Demokrasi memiliki makna yang variatif karena sifatnya
yang interpretatif. Setiap penguasa negara berhak menyebut negaranya sebgai
negara demokrasi meskipun nilai yang dianut atau dalam praktek politiknya jauh
dari konsep awal demokrasi.
Dalam UUD 1945
dikatakan bahwa “Kedaulatan di tangan rakyat dan dilakukan sepenuhnya oleh
Majelis Permusyawaratan Rakyat”, hal ini merupakan defenisi normatif dari
demokrasi yang dianut oleh Indonesia. Sebagai salah satu amanat demokrasi
maka dilaksanakan Pemilihan Umum.
Pemilukada
merupakan rekrutmen politik yaitu penyeleksian rakyat terhadap tokoh-tokoh yang
mencalonkan diri sebagai Kepala Daerah, baik itu Gubernur/Wakil Gubernur,
maupun Bupati/Wakil Bupati atau Walikota/Wakil Walikota. Dalam kehidupan
politik di daerah, Pemilukada merupakan salah satu kegiatan yang nilainya
equivalen dengan Pemilihan Anggota DPRD.
Equivalensi tersebut ditunjukkan
dengan kedudukan yang sejajar antara Kepala Daerah dan DPRD. Aktor utama sistem
Pemilukada adalah rakyat, partai politik, dan calon kepala daerah. Ketiga aktor
tersebut terlibat langsung dalam kegiatan-kegiatan yang dilaksanakan dalam
rangkaian tahapan-tahapan kegiatan Pemilukada Langsung.
Karena Pemilukada
Langsung merupakan implementasi demokrasi partisipatoris, maka nilai-nilai
demokrasi menjadi parameter keberhasilan pelaksanaan proses kegiatan.

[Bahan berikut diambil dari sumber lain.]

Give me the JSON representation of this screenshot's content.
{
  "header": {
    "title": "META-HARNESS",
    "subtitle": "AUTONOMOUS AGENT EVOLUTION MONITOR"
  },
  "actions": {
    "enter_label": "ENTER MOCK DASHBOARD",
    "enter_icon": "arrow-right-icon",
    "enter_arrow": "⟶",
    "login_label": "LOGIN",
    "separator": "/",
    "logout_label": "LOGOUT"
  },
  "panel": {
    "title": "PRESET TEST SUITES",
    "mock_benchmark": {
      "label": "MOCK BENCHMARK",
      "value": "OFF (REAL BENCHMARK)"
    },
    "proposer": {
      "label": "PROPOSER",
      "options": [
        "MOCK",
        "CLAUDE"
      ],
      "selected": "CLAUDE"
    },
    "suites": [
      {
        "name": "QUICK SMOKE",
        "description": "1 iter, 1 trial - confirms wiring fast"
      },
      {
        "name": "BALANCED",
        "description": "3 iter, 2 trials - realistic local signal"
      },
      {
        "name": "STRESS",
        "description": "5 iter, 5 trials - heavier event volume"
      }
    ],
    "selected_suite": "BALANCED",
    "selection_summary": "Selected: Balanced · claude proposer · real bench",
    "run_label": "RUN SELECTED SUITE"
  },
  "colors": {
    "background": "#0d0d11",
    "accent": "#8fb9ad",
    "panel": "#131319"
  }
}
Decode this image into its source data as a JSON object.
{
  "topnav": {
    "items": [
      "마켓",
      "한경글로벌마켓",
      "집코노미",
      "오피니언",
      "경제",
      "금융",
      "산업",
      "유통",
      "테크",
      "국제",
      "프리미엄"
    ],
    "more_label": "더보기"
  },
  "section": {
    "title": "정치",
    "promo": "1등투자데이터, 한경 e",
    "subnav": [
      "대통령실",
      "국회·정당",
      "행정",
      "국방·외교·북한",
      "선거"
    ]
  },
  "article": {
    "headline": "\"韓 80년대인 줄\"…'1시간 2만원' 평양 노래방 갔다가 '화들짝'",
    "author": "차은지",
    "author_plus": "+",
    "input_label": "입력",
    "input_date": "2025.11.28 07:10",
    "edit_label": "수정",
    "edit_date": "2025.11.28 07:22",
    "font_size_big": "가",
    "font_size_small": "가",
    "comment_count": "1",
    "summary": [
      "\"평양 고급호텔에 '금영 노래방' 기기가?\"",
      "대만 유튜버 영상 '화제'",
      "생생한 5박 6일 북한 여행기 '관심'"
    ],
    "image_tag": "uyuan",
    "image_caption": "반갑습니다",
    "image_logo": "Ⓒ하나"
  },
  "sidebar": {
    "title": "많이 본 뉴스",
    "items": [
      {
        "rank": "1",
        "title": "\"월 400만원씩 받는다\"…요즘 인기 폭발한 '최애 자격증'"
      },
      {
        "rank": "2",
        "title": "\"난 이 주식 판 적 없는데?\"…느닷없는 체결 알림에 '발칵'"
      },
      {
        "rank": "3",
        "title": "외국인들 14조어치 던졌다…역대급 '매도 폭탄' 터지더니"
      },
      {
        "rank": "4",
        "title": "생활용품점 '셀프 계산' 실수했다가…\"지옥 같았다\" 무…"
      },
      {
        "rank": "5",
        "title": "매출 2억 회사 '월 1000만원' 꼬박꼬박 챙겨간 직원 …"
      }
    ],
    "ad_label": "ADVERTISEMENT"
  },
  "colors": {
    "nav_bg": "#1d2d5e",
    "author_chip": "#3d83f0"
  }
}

Nilai-nilai tersebut diwujudkan melalui azas-azas Pemilukada Langsung yang
umumnya terdiri dari langsung, umum, bebas, rahasia, jujur dan adil. Sebagai
implikasinya proses pelaksanaan tahapan-tahapan kegiatan itu harus menegakkan
dan menjunjung tinggi nilai-nilai objektivitas, keterbukaan, keadilan dan
kejujuran.
Pelaksanaan
Pemilukada sesungguhnya merupakan tradisi politik dan manifestasi dianutnya
paham demokrasi dalam sistem pemerintahan negara kita, serta adanya otonomi
daerah yang mengizinkan setiap warga negara yang telah memiliki hak pilih di
masing - masing daerah di wilayah Indonesia untuk dapat menentukan kepala
daerahnya seperti yang tertuang dalam Pasal 24 ayat (5) UU No.32 Tahun 2004
tentang Pemerintahan Daerah yaitu “Kepala Daerah dan Wakil Kepala Daerah
sebagaimana dimaksud pada ayat (2) dan ayat (3) dipilih dalam satu pasangan
secara langsung oleh rakyat di daerah yang bersangkutan.
Sesuai dengan
Instruksi Presiden Republik Indonesia No. 7 Tahun 2005 Tentang Dukungan
Pemerintah dan Pemerintah Daerah Untuk Kelancaran Pelaksanaan Pemilihan Kepala
Daerah dan Wakil Kepala Daerah, kemudian dilanjutkan dengan Peraturan Menteri
Dalam Negeri No. 9 Tahun 2005 maka Pelaksanaan Pemilukada sepenuhnya diserahkan
kepada Komisi Pemilihan Umum.
Provinsi atau Kota/Kabupaten dan pendanaan
penyelenggaraan Pemilukada tersebut dibebankan kepada Anggaran Penerimaan dan
Belanja Daerah tersebut Proses
demokrasi akan terus berjalan setelah terbentuknya sebuah pemerintahan
demokratis lewat mekanisme pemilu demokratis, dimana negara wajib membuka
saluran-saluran demokrasi.
ORIENTASI
POLITIK
Istilah
Partisipasi Politik mengacu pada semua kegiatan orang dari semua tingkat sistem
politik, misalnya pemilih (pemberi suara) berpartisipasi dengan memberikan
suaranya dalam pemilihan umum, menteri luar negeri berpartisipasi dalam
menetapkan kebijaksanaan luar negeri, dan sebagainya.
Dengan demikian,
partisipasi politik dapat diartikan sebagai penentuan sikap dan keterlibatan
setiap individu dalam kehidupan berbangsa dan bernegara dalam rangka mencapai
cita-cita bangsanya. Orientasi Politik pemilih ini
dapat dikembangkan menjadi tiga.
Pertama, Orientasi Politik Kognitif, yaitu pengetahuan tentang dan kepercayaan pada Calon Kepala Daerah yang dalam hal ini adalah Walikota Medan. Pada tataran ini, sebagian besar dari kelompok pemilih ternyata tidak mengenal Calon Kepala Daerah tersebut.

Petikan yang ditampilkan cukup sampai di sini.